I was wondering what shape of cam would produces a sinusoidal displacement over a complete revolution. So, I decided to come up with a sinusoidal function with a period of 360˚, and with a maximum of 1 and minimum of zero. I then plotted the function on a polar co-ordinate system, so that the plot should be the shape of the cam. The function is $\frac{1}{2} ( \cos{\theta} + 1 )$.

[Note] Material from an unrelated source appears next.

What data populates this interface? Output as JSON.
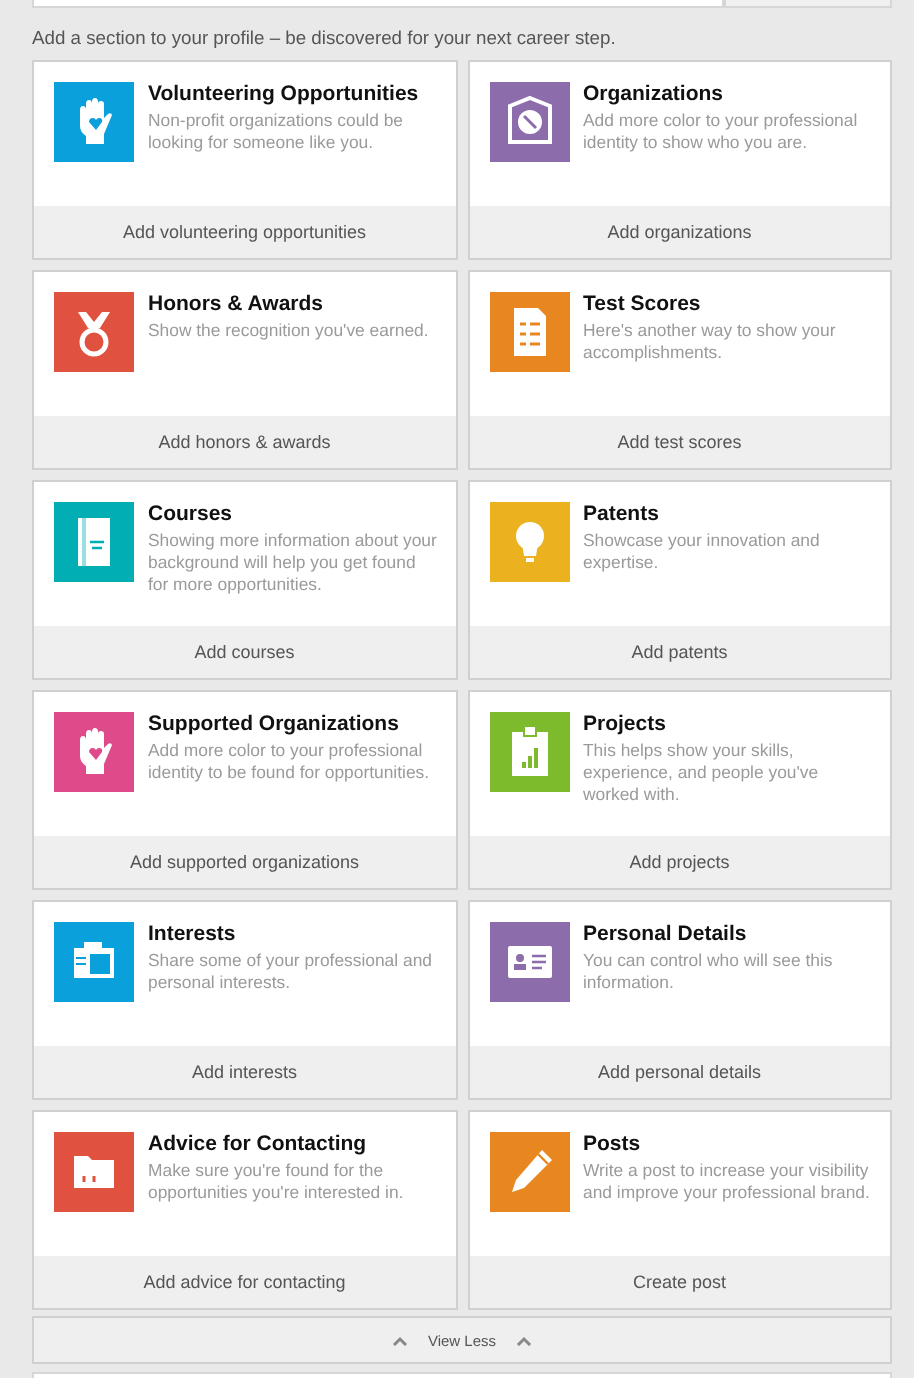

Plot of $\frac{1}{2} ( \cos{\theta} + 1 )$ on polar co-ordinate system
I'd like to know why the plot appears to have a "discontinuity" (perhaps the wrong term?) at 180˚. The plot also looks like it has a very steep gradient either side of this point. I was expecting a smooth continuous plot with no steep gradients. Assuming the cam follower is a thin "knife edge" that can follow any cam profile, would it actually produce sinusoidal motion?
A few observations:
A practical cam would usually have a minimum radius at least equal to the radius of the axle. If I modify the function to have a minimum of 0.25 and maximum of 1.25, the function is smooth as I'd expect, and there is no steep gradient around 180˚:
Plot of $\frac{1}{2} ( \cos{\theta} + 1.5 )$ on polar co-ordinate system
Using the differentiate command in the graphing application confirms that both plots have the same gradient. I can only assume there's some peculiar property of polar plots that exaggerates gradients when the radius approaches zero. My best guess is that it's related to the "surface speed" of a rotating object with zero radius being zero.